Domanda

I have a WCF service that is implementing a custom ObjectCache to cache a 3rd party COM object for interfacing with a 3270 environment.

This 3rd party object works on a licensed model, so it's imperative that my RemovedCallBack be called each time an object is removed from the cache in order to free up licenses.

My problem is, I keep getting used licenses, but nothing remains in the ObjectCache. This seems like items are getting removed from the cache, but not hitting the callback. Is this possible? If my cached objects are getting cleaned up by the GC, would they also hit the callback?

Here's my implementation:

private static readonly ObjectCache cache = MemoryCache.Default;

Items are being added to the cache using:

   public void AddToCache(String cacheKeyName, object cacheObject, int expiryMinutes)
        {
            callback = CachedObjectRemovedCallback;

            // Sliding expiration
            policy = new CacheItemPolicy
            {
                Priority = CacheItemPriority.Default,
                SlidingExpiration = TimeSpan.FromMinutes(expiryMinutes),
                RemovedCallback = callback
            };

            // Add to cache
            cache.AddOrGetExisting(cacheKeyName, cacheObject, policy);
        }

and the removed callback:

private CacheEntryRemovedCallback callback;
private static void CachedObjectRemovedCallback(CacheEntryRemovedArguments arguments)
        {
            // Always check if the object is a customtype, and if so, release the session/license
            if (arguments.CacheItem != null && IsCustomType(arguments.CacheItem.Value))
            {
                // Release the custom session
                ICustomType customType= (ICustomType)arguments.CacheItem.Value;
                customType.ReleaseSession();
            }
        }
È stato utile?

Soluzione

I think a much better solution to this problem is avoiding the removed callback entirely, and wrapping your COM object with a custom class that has a finalizer to do the ReleaseSession() call. Even better though would be to implement some kind of object pooling for your COM objects.
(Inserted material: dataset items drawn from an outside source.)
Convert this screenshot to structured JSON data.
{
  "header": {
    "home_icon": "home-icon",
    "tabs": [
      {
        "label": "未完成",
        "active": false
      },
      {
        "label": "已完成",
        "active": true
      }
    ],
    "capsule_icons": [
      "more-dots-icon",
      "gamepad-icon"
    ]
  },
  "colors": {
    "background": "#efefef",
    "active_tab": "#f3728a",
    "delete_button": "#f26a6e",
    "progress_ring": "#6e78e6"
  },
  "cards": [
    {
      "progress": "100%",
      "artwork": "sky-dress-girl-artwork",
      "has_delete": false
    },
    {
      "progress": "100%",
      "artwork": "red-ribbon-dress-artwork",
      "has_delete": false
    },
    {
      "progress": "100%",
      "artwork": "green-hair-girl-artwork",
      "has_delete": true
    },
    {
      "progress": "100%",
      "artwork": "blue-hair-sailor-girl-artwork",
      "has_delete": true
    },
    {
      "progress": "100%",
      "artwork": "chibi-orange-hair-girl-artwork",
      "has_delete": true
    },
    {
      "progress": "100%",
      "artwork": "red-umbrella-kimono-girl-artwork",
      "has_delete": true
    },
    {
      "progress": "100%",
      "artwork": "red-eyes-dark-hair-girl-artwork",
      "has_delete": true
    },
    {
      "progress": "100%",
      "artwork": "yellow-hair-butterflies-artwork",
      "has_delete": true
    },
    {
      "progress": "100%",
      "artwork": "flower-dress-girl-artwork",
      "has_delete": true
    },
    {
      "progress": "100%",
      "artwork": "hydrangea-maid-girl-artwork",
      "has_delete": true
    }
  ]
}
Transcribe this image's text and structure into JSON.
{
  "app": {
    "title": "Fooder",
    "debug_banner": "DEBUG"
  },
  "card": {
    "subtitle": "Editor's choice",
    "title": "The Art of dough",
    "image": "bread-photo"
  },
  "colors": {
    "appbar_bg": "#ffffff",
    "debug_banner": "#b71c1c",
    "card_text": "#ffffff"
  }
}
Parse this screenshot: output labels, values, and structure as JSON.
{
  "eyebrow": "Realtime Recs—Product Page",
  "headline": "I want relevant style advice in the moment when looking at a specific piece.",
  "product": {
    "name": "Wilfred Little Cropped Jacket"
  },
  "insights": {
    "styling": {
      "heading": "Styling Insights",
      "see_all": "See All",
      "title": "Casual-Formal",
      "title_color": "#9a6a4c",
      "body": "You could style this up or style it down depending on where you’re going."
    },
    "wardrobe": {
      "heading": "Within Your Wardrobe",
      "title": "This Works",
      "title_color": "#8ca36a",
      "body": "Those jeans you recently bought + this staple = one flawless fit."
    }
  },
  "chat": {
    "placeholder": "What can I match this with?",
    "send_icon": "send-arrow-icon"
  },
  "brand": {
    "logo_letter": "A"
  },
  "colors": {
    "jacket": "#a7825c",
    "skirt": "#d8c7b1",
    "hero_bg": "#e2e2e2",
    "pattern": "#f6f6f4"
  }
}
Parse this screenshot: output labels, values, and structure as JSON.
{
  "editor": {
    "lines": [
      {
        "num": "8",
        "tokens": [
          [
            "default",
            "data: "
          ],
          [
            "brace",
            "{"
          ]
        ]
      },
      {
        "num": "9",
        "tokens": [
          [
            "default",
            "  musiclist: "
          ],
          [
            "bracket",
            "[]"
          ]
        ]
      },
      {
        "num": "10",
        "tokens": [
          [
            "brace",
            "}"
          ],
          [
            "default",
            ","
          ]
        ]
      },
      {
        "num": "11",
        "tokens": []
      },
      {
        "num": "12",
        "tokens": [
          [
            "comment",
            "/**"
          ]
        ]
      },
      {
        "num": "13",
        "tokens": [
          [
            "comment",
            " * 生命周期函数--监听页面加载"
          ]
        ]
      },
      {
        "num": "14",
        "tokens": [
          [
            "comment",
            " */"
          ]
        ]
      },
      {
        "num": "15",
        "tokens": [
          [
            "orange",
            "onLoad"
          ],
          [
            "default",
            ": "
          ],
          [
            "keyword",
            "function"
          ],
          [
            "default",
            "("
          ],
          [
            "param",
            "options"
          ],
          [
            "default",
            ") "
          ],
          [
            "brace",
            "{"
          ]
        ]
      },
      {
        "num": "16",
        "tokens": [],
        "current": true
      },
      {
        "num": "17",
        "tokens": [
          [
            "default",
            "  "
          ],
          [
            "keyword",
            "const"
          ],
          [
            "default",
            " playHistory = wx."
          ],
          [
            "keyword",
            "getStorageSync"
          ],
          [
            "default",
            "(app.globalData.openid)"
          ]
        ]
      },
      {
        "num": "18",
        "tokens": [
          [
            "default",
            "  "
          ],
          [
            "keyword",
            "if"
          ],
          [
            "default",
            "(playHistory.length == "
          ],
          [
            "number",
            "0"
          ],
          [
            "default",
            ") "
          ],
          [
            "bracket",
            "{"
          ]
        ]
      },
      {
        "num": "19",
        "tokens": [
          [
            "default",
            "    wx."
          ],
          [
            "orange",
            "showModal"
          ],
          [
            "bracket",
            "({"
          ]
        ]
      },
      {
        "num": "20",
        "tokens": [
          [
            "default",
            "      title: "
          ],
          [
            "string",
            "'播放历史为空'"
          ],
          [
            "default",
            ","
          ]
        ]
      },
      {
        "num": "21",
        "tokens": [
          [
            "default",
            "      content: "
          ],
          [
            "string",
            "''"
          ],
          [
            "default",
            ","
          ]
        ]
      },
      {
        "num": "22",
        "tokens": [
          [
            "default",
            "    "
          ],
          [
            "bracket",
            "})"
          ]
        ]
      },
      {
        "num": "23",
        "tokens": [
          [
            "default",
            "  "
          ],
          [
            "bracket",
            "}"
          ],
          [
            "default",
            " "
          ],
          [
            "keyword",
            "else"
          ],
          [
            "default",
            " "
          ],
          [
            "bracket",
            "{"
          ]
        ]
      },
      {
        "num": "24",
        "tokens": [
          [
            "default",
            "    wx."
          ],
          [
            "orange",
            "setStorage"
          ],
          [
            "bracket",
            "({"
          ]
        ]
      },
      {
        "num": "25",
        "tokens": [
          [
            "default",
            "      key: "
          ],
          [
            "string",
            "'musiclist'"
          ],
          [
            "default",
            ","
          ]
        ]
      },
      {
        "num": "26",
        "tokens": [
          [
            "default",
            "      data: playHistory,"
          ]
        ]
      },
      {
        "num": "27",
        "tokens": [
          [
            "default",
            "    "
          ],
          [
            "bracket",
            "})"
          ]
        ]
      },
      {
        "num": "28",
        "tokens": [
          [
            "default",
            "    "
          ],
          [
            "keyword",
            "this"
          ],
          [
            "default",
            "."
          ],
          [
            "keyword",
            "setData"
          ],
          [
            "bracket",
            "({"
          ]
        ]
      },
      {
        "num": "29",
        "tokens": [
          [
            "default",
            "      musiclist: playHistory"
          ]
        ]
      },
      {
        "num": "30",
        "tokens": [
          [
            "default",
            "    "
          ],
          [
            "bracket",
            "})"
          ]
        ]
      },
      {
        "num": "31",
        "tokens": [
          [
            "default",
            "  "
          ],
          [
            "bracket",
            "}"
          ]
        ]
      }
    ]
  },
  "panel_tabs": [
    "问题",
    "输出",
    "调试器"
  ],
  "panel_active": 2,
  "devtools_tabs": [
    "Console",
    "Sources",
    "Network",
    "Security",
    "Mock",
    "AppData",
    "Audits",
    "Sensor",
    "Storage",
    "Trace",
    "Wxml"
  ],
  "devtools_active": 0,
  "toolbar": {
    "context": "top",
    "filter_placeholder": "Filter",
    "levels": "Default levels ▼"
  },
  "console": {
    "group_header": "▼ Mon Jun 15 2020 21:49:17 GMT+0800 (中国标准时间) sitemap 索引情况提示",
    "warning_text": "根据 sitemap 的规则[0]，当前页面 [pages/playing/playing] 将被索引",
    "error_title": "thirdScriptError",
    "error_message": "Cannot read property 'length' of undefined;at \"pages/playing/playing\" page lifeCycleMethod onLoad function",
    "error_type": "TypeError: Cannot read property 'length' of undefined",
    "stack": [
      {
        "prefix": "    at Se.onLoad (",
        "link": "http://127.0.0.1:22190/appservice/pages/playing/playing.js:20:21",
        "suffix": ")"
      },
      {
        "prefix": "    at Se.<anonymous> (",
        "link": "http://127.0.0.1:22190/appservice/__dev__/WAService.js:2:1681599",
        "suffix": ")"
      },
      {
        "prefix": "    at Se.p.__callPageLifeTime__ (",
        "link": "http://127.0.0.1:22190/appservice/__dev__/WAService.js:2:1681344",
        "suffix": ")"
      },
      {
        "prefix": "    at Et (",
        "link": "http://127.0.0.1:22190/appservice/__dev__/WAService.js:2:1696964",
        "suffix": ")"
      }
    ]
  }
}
In your current implementation (using the removed callbacked), it's possible for someone to take the object out of the cache, and before they're done with it, the cache decides to trim, removing the same object from the cache.

There are some dangers with doing COM calls from the finalizer thread (STA objects may block the finalizer if the STA thread isn't pumping for example), but no worse than your current implementation.